What we mean by "information" started in the seminal paper by Claude Shannon,
A mathematical theory of communication. Shannon gave a generalized picture
of communication which is shown schematically in Fig. 1 of this paper
(reproduced below) and consists of effectively three stages; a sender and
receiver (traditionally named Alice and Bob), and a physical medium or channel
over which the intended information is transmitted between Alice and Bob.

Alice must encode the intended information onto some physical medium that can
be transmitted to Bob. This stage is the fundamental stage of abstracting or
symbolically representing meaning. Language is a natural example of this. In
speech a specific idea is represented by a specific sound or grouping of
sounds, while in written language the representation of the idea is in the form
of visual characters or symbols. In general, ideas are represented in some
physical form that can be transmitted and ultimately experienced or sensed by
another person. Each physical symbol is chosen from a set of distinct possible
symbols with pre-agreed upon meanings. Note, this process is inherently
discrete given the requirement of having a countable number of possible
pre-agreed upon messages (i.e. a pre-agreed upon language/alphabet)!

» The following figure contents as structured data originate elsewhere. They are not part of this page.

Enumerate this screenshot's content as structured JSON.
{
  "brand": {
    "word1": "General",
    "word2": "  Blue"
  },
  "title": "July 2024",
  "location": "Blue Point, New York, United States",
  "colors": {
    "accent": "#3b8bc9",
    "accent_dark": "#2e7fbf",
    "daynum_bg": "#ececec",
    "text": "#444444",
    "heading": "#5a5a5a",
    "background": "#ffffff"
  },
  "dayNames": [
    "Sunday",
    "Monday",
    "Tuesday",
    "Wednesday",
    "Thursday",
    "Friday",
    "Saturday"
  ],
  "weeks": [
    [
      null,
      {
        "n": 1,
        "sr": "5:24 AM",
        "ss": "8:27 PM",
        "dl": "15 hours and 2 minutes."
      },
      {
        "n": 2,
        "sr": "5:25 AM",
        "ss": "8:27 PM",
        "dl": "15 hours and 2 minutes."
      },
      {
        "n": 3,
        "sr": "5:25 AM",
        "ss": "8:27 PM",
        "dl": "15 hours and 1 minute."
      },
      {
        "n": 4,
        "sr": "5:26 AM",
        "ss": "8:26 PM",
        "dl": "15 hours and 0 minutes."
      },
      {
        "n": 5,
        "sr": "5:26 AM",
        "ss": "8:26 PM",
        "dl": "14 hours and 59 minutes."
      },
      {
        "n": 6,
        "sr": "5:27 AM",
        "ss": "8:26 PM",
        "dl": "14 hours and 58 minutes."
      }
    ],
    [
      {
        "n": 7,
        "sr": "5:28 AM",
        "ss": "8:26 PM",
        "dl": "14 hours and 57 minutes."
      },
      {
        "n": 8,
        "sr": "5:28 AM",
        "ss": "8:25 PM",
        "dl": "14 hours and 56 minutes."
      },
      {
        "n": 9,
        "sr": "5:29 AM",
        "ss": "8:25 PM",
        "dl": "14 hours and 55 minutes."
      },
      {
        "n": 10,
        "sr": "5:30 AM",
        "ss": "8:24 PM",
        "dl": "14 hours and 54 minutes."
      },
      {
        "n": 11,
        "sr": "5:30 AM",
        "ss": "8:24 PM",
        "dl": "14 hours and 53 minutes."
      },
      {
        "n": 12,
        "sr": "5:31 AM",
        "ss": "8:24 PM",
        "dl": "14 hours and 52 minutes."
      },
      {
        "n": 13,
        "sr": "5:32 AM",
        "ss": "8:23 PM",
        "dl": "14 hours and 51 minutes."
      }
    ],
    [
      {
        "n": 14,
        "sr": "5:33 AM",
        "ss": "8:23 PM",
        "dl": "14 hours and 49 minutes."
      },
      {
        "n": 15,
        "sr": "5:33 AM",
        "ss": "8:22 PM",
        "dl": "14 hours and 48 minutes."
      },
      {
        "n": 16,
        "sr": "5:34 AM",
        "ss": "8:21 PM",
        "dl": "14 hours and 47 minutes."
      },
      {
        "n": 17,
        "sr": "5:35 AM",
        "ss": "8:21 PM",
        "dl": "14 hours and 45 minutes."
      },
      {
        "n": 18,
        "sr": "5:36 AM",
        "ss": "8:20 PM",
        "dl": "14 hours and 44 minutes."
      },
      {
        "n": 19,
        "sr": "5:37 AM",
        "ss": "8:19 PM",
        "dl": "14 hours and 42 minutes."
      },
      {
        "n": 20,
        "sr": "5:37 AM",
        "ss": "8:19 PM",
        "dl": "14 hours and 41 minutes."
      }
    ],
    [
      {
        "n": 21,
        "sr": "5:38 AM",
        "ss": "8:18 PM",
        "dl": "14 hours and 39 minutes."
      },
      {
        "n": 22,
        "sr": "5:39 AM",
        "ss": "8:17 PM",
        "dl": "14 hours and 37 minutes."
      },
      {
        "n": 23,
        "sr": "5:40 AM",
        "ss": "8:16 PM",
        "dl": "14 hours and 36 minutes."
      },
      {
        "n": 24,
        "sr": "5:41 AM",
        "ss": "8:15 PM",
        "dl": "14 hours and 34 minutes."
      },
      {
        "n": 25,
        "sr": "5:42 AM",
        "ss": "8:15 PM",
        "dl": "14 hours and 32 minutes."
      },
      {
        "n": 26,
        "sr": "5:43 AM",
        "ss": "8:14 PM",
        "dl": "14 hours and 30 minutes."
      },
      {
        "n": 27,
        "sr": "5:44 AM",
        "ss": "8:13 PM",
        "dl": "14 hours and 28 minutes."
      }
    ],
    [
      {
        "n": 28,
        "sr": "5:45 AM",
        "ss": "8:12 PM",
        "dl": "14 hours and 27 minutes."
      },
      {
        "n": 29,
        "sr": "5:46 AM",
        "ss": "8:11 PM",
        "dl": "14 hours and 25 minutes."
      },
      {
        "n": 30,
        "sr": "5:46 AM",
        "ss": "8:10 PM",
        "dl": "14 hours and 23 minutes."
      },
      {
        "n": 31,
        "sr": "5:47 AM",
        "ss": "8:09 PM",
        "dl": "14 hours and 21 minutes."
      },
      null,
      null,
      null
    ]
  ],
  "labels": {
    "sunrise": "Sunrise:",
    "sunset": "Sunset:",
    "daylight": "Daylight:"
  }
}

So in the general communication scheme of the figure above, Alice translates
the intended message into a series of abstract symbols. Each symbol is encoded
onto the state of the physical medium in one of a number of different possible
configurations. The list of possible configurations or symbols $x\in \mathbb X$
is called the alphabet, in analogy with written communication. The information
$I(X)$ of a random symbol $X$ with $N$ equally likely possible values
$x\in\mathbb X$ is defined to be
$$I(X) = \log_b(N).$$
The logarithmic measure of information is chosen because the number of distinct
possible messages generally grows exponentially with resources. For example if
a message contains $n$ independent random symbols $X$, each chosen from an
alphabet of size $N$, then the total number of possible combinations of
sequences is $N^n$, and the amount of information contained in this sequence is
$$I(X^n) = \log_b(N^n)=n\log_b(N) = n I(X).$$
It should be noted that information as defined above is only defined to within
a constant, which is equivalent to the freedom to choose the base $b$ of the
logarithm which defines the units of information. If the natural logarithm is
chosen then information is given by nats, if base 10 is chosen the
information given is in Hartleys, and of course if base two is chosen then
the information is in the familiar bits.
The second piece of the puzzle comes from Shannon's Noisy-channel coding
theorem. This theorem establishes that for any physical channel there is a
maximum rate of discrete data that can be encoded, even if the physical medium
is continuous (e.g. analog)! This maximimum rate is known as the channel
capacity. The hand-wavy way to think about this is every physical quantity will
always have a finite (e.g. countable/discrete) resolution. For instance,
imagine you are trying to communicate via the time varying voltage sent along a
coaxial cable. The maximum useful size of your alphabet might be encoded on the
magnitude of the voltage at any moment in time. Although voltage may be
physically continuous (e.g. there are an uncountable infinite number of
voltages between say 0 and 1 volt), your ability to resolve the voltage is not.
So you may be able to distinguish 0 from 1 volt, but not 0 from 0.001 volts.
The finite number of voltage levels (set by e.g. this resolution and the
maximum energy/voltage you're willing/able to use) then gives you the capacity
of that channel to encode information. The number of symbols you use (i.e. the
number of distinguishable physical states) must then be less than or equal to
this number if you want to communicate without error.